Tunisie : ce qui change pour les conducteurs concernant le port de la ceinture de sécurité

Par Jeune Afrique

Une rue de Bizerte, en Tunisie. (illustration) © Citizen59/CC/Flickr

En Tunisie, le port de la ceinture de sécurité est désormais obligatoire pour les conducteurs et passagers à l'avant des véhicules, dans et hors agglomérations. Une mesure qui a tardé à s’appliquer, au grand dam des associations œuvrant pour une plus grande sécurité routière dans le pays.

Une partie du décret du 6 janvier 2017 fixant les règles techniques d’équipement et d’aménagement des véhicules entre en vigueur ce vendredi 27 avril. À compter de cette date, le port de la ceinture de sécurité devient obligatoire « à l’intérieur et à l’extérieur des agglomérations et sur les autoroutes » tunisiennes.

Qui est concerné ?

Sont concernés pour l’instant « les conducteurs et les passagers des sièges avant ». Pour les passagers des sièges arrière, cette obligation prendra effet en janvier 2018, précise le décret.

Sont dispensées du port obligatoire de la ceinture les « personnes dont l’état de santé ne le permet pas » (à condition d’être munies d’un certificat médical conforme), les conducteurs effectuant une marche arrière, les conducteurs des « véhicules de transport public routier non régulier de personnes à l’intérieur des agglomérations lors de l’exercice de leur profession » ainsi que ceux des « véhicules prioritaires et des véhicules d’intervention urgente lorsqu’ils utilisent les avertisseurs sonores et lumineux ».

Avant l’application de ce décret, le Code de la route tunisien indiquait que l’obligation ne s’appliquait que « sur les autoroutes et en-dehors des communes pour les conducteurs et les passagers des sièges avant des véhicules », se contentant de recommander l’utilisation de la ceinture de sécurité à l’arrière.

Quelle sanction ?

Toute personne en infraction avec cette nouvelle règle se verra infliger une amende de 40 dinars tunisiens (environ une quinzaine d’euros), prévoit la loi. Une somme pas assez dissuasive, selon certains, qui doutent de son application lors des contrôles de police.

« Je suis pour l’obligation du port de la ceinture, mais la sanction doit être systématique. J’aurais préféré qu’elle se fasse avec l’instauration d’un permis à points, plus dissuasif selon moi », explique Fares, conducteur tunisien de 32 ans, à Jeune Afrique.

Spots de sensibilisation

Le port de la ceinture de sécurité réduit le risque de décès du conducteur et des occupants assis à l’avant de 45% à 50%, indique un rapport de l’organisation mondiale de la santé (OMS).

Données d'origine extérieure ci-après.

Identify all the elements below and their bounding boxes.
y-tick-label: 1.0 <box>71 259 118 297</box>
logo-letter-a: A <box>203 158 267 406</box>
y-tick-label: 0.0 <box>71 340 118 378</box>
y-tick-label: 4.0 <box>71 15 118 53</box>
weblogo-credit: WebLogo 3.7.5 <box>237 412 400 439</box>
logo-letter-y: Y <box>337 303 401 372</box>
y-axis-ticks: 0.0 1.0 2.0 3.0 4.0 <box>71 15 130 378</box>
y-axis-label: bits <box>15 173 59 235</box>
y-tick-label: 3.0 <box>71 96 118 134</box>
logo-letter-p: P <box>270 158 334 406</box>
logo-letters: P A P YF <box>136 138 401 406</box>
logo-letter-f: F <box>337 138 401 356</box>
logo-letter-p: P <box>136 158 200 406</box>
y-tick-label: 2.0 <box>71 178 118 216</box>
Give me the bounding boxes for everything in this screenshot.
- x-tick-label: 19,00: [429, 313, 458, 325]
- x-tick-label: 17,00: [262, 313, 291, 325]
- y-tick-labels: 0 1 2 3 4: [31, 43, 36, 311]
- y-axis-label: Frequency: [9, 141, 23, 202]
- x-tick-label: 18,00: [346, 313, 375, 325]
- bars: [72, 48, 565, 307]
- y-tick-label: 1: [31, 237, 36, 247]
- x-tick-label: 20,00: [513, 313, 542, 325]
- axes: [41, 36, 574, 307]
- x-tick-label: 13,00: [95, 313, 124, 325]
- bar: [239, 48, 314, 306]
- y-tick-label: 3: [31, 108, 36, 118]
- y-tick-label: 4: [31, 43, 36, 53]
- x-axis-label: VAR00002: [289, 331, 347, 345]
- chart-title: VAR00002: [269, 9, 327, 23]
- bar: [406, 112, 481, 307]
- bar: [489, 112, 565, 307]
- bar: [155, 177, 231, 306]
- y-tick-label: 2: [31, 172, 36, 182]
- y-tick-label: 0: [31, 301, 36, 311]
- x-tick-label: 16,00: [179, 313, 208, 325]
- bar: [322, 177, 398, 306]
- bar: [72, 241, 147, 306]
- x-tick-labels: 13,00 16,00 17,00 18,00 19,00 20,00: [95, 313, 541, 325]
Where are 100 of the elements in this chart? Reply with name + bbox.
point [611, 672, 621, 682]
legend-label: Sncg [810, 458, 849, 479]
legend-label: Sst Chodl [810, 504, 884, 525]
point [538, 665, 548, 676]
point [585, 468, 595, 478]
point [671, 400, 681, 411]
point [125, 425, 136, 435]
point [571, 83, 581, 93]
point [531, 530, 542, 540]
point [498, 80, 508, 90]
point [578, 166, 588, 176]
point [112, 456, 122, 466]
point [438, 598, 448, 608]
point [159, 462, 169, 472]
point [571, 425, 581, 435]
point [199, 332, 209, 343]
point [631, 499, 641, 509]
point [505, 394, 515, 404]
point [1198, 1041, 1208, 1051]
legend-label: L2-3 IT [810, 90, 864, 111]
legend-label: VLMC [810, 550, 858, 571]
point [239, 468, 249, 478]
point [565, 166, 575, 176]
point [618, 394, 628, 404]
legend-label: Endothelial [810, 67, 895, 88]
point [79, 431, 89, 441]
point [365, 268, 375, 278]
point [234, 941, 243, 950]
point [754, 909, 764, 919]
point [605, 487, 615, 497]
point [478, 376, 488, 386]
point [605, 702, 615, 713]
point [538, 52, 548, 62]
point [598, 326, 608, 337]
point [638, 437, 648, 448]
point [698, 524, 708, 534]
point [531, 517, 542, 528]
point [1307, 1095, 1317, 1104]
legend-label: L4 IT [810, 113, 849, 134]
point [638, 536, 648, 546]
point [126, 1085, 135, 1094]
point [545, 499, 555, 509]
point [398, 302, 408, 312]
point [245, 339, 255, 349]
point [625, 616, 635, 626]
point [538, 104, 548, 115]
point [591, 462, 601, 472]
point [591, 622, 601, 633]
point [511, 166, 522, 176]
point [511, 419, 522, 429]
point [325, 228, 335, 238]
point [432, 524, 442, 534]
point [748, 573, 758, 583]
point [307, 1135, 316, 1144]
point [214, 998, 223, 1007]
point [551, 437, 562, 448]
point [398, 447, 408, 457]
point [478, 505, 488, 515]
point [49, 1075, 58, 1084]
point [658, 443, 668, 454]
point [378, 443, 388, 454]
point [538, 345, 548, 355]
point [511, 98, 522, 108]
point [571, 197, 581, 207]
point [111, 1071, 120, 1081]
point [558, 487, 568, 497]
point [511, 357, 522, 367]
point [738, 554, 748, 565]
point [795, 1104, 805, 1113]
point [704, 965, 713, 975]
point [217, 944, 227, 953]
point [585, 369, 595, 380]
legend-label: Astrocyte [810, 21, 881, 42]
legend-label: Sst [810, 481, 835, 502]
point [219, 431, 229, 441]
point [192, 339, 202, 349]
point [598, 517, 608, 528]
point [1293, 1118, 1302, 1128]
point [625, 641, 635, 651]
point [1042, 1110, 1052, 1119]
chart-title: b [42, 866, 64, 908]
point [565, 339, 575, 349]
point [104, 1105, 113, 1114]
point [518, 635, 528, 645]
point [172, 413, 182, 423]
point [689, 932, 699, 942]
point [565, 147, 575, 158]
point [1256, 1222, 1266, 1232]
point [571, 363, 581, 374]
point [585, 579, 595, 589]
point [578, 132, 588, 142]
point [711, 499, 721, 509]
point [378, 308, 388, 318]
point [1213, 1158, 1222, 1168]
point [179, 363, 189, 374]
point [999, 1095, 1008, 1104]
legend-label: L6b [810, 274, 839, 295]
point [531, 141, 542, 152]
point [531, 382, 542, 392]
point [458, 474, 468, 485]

Selon la même source, ce taux est de 25% pour les passagers assis à l’arrière.

La ceinture peut sauver des vies, même à un feu rouge.

« En 1984, la Tunisie a été un des premiers pays arabe à rendre le port de la ceinture obligatoire. […] La ceinture peut sauver des vies, même à un feu rouge », assurait en 2016 à Jeune Afrique Afif Frigui, président de l’Association tunisienne de la prévention routière (ATPR) et de l’Organisation arabe de la sécurité routière.

Pour accompagner l’entrée en vigueur du nouveau décret, les ministères de l’Intérieur et du Transport ont partagé deux spots de sensibilisation au port de la ceinture sur les réseaux sociaux. « Un geste simple » et vital, rappellent des personnalités tunisiennes dans l’un d’entre eux. Une bonne habitude à prendre.

 

 

 

L’Association des ambassadeurs de la sécurité routière a également organisé le jeudi 26 avril une journée de sensibilisation sous le slogan « Attachez votre ceinture… Attachez-vous à la vie ».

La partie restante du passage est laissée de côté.